Hebeler suggests a simplified formula of multiplying a fixed pension payment x age as a percentage, spending part and reinvesting the rest. So at age 65, spend 65% and invest the rest.
 
rmark said:
Hebeler suggests a simplified formula of multiplying a fixed pension payment x age as a percentage, spending part and reinvesting the rest. So at age 65, spend 65% and invest the rest.
So when do you start spending the portion you invest? Or do you just calculate the impact of inflation on the fixed amount by inflation and take that amount from your "investment?"
 
Falconer, that's a very creative idea, but has considerable risk.  Your investment returns may fall short of your expectations; your house could fall in value. 

Without knowing more of your financial situation it strikes me that you have far too much in your house if all you have is that and your pension.  If that's the case, sell your house, and keep the sale proceeds invested, and live off your pension.  Alternatively, sell your house, and buy cheaper digs (perhaps in a different housing market) and reinvest the difference.

As for what to invest in, that's another topic, but you can be as diversified as you like once you've freed up the capital you have in your home, and be prepared for multiple scenarios. 
 
rmark said:
Hebeler suggests a simplified formula of multiplying a fixed pension payment x age as a percentage, spending part and reinvesting the rest. So at age 65, spend 65% and invest the rest.

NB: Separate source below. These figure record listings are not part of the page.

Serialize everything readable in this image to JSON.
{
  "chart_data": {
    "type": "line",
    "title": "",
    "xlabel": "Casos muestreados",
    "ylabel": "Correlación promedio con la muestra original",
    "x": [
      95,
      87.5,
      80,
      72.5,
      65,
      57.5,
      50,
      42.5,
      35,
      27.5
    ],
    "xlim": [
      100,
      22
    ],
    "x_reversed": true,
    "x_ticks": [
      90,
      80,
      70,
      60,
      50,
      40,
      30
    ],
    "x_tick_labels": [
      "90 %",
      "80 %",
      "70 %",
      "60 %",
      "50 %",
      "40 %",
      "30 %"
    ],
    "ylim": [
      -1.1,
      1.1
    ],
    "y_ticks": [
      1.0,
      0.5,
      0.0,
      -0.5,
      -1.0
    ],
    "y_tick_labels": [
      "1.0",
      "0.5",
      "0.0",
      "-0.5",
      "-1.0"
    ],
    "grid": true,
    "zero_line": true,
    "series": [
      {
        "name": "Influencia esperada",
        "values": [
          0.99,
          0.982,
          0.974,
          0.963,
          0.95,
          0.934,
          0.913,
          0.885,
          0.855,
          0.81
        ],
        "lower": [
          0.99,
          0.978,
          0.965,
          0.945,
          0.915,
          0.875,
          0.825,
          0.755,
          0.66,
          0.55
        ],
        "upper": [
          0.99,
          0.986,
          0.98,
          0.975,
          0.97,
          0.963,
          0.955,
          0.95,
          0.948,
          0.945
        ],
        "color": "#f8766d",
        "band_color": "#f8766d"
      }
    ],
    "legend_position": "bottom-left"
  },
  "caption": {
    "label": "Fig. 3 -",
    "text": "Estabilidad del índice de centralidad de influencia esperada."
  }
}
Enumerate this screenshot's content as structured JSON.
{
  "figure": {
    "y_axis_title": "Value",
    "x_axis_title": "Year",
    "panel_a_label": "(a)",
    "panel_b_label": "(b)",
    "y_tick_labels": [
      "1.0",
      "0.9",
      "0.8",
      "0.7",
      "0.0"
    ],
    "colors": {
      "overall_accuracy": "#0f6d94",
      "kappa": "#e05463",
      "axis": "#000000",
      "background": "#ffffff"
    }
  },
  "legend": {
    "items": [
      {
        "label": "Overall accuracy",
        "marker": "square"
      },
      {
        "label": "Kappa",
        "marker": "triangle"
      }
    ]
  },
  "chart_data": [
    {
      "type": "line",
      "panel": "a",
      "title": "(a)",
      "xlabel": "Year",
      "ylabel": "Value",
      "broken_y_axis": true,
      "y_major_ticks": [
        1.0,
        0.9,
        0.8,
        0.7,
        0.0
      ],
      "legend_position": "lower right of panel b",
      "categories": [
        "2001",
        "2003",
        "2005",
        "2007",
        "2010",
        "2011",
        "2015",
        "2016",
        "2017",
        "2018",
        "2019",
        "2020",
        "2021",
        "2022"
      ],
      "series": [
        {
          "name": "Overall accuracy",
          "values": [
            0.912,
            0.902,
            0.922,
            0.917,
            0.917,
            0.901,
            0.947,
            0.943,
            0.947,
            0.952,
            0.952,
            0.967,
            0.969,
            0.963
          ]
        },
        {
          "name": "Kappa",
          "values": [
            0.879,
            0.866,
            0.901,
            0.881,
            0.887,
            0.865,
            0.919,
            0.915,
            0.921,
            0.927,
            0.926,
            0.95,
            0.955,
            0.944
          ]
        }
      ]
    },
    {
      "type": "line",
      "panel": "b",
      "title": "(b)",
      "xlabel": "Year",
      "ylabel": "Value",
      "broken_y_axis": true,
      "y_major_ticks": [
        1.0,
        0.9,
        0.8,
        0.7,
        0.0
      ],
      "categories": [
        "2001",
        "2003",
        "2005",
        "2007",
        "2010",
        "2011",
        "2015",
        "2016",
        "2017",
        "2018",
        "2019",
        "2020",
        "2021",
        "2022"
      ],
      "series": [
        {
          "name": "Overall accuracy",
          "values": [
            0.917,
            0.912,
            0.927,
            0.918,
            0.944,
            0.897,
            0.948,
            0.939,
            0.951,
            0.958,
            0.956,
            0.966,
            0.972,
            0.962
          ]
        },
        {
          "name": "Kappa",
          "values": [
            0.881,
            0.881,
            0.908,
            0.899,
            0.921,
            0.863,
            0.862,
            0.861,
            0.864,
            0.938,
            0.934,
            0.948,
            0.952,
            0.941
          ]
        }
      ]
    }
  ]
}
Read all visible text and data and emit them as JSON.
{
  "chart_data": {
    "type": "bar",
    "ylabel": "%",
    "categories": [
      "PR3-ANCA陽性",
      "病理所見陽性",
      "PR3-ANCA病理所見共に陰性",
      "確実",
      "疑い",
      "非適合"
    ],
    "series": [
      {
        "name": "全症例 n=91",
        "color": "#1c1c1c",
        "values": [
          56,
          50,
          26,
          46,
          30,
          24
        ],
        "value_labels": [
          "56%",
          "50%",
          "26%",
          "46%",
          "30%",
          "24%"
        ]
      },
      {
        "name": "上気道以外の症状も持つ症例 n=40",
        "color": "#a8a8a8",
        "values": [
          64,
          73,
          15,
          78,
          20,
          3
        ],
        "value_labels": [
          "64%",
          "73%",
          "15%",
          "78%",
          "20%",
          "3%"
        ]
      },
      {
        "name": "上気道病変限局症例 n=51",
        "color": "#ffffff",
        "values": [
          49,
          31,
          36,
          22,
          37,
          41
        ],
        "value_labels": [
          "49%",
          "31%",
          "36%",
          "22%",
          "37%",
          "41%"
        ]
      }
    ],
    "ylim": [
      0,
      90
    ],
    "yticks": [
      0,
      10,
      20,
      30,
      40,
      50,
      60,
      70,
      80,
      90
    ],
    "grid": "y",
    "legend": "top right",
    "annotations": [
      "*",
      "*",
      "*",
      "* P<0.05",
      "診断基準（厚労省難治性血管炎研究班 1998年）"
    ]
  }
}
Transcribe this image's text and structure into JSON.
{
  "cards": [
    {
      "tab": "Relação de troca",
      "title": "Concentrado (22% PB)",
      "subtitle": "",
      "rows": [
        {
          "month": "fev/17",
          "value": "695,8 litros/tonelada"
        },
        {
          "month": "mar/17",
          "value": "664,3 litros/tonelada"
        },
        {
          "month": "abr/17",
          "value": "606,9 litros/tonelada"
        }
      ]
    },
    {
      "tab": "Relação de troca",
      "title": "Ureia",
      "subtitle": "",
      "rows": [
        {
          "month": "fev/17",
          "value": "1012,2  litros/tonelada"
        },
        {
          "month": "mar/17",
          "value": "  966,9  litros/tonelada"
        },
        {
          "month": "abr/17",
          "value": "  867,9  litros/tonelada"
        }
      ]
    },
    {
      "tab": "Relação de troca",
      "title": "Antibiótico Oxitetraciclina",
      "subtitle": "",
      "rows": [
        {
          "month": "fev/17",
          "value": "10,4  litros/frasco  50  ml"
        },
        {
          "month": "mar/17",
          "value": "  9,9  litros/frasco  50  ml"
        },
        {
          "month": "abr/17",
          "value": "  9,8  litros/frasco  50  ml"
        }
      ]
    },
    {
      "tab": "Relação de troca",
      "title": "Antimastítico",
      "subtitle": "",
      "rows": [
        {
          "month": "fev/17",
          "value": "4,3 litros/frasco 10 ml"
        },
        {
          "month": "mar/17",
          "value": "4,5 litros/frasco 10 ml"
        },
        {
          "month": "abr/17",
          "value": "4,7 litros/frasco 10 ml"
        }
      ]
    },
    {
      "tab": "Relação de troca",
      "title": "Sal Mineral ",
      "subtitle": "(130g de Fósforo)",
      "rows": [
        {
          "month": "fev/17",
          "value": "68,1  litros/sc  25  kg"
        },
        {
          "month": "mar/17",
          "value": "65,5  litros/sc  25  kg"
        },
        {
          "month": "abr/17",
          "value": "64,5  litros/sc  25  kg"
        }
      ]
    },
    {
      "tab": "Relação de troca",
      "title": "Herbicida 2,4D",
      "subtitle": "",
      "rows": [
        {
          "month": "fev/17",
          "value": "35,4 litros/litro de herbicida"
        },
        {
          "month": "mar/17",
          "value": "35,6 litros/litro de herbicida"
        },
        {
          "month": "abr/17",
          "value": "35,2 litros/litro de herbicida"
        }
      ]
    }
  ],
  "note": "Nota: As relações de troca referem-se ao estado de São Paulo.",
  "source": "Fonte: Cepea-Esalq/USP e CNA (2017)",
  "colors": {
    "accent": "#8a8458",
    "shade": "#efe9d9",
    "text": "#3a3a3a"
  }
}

That sounds like the ticket.  Typically one would plan on 7% returns. Save half of the annuity.  Spend 4% of the returns on the saved portion and leave 3% for inflation. The 4% that you spend covers inflation for the annuity for the year and the 3% you save covers the inflation on the savings which will allow you to cover inflation next year. 4/7's is close to 57%, the amount you should spend at age 57 according to Hebeler, so his formula does make sense.

I do have other assets, I just wanted to figure out a way to cover this fixed annuity so 20 years from now it would be worth more than a case of beer each month.

Thanks for the responses,
Falconer
 
Buy some commodities. Historically, they are high return (like equities) and have been highly negatively cotrrelated with long duratin fixed bond returns. A perfect match, assuming the past is a good guide to the future.